Dementia haunts us as we age, more than almost any other affliction. Losing the ability to be coherent, to read books, to tell the story of your life, these things make us fearful. But as we pass those milestones, 50, 60, 70 and on, which of us has not thought of what might happen? And as we experience those so-called senior moments, who has not wondered if they are increasing in frequency? At the moment I am fortunate that no one I am close to is suffering. Words, reading and writing them, have therapeutic effects I know. So I did a little research and quickly found that words can change lives for those suffering from dementia.
Reading and dementia
Get into Reading, organised by The Reader Organisation, is a nationally acclaimed project, a positive health and social care intervention that has been adapted for dementia groups. Two key features of the intervention are the emphasis on serious, ‘classic’ literature, and reading aloud followed by open-ended discussion. I like the determination not to dumb down the material.
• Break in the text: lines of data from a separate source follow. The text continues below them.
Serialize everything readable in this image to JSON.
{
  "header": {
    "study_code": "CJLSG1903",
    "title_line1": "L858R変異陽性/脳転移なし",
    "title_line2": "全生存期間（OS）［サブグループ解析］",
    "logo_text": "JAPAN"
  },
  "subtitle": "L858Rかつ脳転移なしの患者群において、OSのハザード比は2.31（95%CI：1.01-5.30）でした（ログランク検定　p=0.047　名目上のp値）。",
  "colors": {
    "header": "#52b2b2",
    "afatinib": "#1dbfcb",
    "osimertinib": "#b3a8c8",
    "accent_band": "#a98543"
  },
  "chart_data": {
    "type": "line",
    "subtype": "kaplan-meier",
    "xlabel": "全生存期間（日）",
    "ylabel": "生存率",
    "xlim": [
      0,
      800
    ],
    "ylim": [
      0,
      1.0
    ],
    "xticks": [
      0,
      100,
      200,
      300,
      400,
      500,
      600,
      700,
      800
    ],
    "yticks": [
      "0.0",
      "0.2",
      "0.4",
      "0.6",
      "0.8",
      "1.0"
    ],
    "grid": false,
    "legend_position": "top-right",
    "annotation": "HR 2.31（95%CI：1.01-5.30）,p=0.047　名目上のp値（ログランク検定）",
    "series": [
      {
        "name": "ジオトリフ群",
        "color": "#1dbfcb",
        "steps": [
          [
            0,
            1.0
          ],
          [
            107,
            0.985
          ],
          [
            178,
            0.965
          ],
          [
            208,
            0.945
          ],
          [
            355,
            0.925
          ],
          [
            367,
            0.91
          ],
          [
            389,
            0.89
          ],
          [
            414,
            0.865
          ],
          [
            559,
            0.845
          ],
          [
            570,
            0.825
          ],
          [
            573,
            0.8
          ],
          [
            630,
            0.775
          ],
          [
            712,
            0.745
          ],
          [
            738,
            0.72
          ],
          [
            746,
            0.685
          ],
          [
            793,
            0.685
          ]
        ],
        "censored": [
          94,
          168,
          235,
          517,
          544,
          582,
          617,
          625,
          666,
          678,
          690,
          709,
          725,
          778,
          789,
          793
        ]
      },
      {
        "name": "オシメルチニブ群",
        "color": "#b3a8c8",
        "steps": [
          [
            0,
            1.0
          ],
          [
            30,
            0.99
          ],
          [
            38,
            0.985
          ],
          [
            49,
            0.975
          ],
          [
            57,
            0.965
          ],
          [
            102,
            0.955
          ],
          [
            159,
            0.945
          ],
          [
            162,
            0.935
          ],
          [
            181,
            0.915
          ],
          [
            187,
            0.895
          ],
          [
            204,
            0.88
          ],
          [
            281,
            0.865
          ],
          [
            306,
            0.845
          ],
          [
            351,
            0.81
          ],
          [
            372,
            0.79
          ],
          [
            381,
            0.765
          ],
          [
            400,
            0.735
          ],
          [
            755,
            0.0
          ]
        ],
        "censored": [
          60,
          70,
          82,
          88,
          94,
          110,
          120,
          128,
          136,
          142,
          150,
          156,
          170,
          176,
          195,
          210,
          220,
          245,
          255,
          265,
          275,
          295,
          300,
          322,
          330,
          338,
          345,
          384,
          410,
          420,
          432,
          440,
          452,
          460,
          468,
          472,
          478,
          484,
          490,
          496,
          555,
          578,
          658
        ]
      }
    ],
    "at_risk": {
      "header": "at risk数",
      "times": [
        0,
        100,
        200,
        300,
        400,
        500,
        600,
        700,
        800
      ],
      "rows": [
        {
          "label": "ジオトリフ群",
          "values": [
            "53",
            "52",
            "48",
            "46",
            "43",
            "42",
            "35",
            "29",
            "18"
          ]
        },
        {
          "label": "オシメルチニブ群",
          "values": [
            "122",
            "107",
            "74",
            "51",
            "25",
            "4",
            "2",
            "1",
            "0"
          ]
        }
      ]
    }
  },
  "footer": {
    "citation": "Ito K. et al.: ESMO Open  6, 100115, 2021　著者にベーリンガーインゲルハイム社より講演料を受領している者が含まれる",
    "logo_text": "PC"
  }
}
Short poems work well for people with dementia it has been found. This is probably because the language is more compressed and striking than prose; they are often contained on one page. Many of the participants in the groups studied were of the generation that learned poetry by heart in schools and even those with the most severe dementia could recite poems they learned at school.
The Reader Organisation has researched the effects of Get into Reading with people suffering from dementia and found
- improved mood for 86% of readers
- greater concentration for 87% of readers
- increased social interaction for 73%
- less agitation for 86% of readers
‘Isn’t it funny? We come in with nothing and go out with all these thoughts,’ said a reading group member, living with dementia, from Devon.
Writing and dementia
I came across two projects.
Dementia Authors’ website in our own words was established in 2006 but I couldn’t find out if the project is still active. The process involved Anthea McKinlay, writer-in-residence, assisting the authors to write their care home story book. The gradual approach appears to allow the dementia sufferers to build up their contributions.
A second project is Living Words, run in association with English PEN. The link takes you to a video on the website, showing how the project encourages individuals to develop their own poems. ‘There is a goldmine of words to stir something up’.
You can read a poem written by a participant on the English PEN website here called I’m not used to anything like this.
The therapeutic power of words seems to be without limits. For prisoners asylum seekers and refugees, for individuals …
Dementia and the Power of Words at Free Word Centre, London EC1R 3GA on Wednesday 12th March 6.30 – 8pm. Details on the English PEN website here. I wish I could go and hear about the experiences presented on that day.